Perhaps even more memorable was the match between Flair and Shawn Michaels.  Going in, most fans realized that Flair would be losing this match, which in turn would trigger his retirement.  I can tell you from watching the show live with a mixed group of casual and regular wrestling fans, it didn't matter to anyone.  Two of the all-time greats told a story that could captivate fans on any level.  Although it didn't turn out to be Flair's final match altogether, it will ultimately be his final WWE match.

Aside from a hot opener billed as a "Belfast Brawl" between Fit Finlay and JBL, a then-WrestleMania traditional Money In The Bank match was another big highlight.  Looking back it's interesting to see what happened to the seven men involved.  The winner, CM Punk, and Chris Jericho have had many WWE highlights since, but MVP, Ken Kennedy, Carlito, Shelton Benjamin, and John Morrison all but fell into the same vacuum that other WWE mid-carders of the era did.  Sure, several have gone on to careers in TNA and Japan, but there is something about the mid-carders of the post-Attitude Era that leaves a fan wondering.  Many of them had so much talent, but they just never seemed to catch on.  Whether it was a residue effect of the aforementioned problem of no one single talent really setting the company on fire at the time or their own individual career moves and choices, we'll never really know.

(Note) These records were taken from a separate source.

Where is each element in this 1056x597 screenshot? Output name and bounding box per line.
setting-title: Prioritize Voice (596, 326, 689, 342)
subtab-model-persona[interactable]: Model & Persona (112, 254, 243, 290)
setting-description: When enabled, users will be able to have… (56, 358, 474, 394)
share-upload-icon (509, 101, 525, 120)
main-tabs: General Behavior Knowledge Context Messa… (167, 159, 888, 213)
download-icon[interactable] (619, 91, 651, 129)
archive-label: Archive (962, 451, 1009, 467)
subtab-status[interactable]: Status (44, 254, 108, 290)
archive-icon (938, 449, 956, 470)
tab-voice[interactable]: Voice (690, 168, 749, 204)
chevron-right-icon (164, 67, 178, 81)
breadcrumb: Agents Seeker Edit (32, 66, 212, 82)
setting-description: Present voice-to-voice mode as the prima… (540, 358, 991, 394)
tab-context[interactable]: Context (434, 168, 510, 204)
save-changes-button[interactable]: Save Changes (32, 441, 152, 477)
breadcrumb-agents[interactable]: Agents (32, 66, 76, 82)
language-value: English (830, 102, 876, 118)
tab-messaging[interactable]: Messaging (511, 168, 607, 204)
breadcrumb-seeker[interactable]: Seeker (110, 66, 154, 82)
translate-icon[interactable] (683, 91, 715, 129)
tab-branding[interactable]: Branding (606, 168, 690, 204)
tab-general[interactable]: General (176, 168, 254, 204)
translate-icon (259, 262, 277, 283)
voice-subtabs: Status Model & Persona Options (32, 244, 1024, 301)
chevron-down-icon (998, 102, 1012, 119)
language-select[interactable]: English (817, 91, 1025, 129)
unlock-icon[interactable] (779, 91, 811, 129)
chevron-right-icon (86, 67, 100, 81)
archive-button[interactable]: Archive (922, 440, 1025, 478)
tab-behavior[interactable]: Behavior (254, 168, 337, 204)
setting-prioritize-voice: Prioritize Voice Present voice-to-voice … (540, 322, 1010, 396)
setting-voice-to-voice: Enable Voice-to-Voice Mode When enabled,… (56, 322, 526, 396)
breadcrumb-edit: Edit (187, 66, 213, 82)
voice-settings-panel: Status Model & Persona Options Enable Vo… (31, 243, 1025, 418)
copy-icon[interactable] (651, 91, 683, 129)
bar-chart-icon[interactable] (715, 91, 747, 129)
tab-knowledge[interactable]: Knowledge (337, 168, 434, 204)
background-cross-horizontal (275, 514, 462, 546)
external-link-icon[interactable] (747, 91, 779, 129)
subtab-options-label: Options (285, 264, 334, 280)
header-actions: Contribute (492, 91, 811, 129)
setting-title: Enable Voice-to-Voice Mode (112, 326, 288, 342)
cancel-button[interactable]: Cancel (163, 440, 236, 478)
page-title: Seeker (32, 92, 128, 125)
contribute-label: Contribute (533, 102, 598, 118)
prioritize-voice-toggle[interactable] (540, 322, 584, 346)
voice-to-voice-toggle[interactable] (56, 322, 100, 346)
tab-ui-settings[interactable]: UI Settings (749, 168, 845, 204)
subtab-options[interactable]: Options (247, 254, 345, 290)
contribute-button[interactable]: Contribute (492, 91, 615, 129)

This WrestleMania program is unlike many of the others in that it includes a poster highlighting the Show-Mayweather match as well as the two title matches.  This "bonus" is reminiscent of an old style wrestling event poster and helps give the title matches a bit more "oomph," although it is telling that the boxer vs wrestler match overshadows everything else.  The inclusion of a poster is very hit or miss with pay-per-view programs (several in the '94-'95 era had them as does Survivor Series 2011), so it's always a nice little extra.

In the back, we get one-page WrestleMania "capsules" profiling the previous twenty-three events.  These were a staple for several years of the large Mania programs, with one added each year.  One huge mistake somehow went unnoticed for several years with the WrestleMania III page listing and showing WrestleMania 2 celebrities Rick Schroeder, Zsa Zsa Gabor, and Elvira.  A small oversight to some, but after appearing a few years in a row, it started to become the first thing that I would turn to find.

Mania programs rarely disappoint, even if the corresponding show does.  With XXIV we had a winning show and a nice program to boot that, while not the rarest, isn't the easiest to find in the collection.  Of any niche wrestling collectors that I hear from the most, it's definitely WrestleMania program collectors.  After all, "The Greatest Sports Entertainment Extravaganza of All-Time" should have the greatest memorabilia of all-time.  What will the thirtieth edition bring us?  Time will tell.  "Laissez les bon temps rouler" may be this years tagline, but I think that the thousands of fans in the Superdome will more likely be chanting, "Sainte merde!"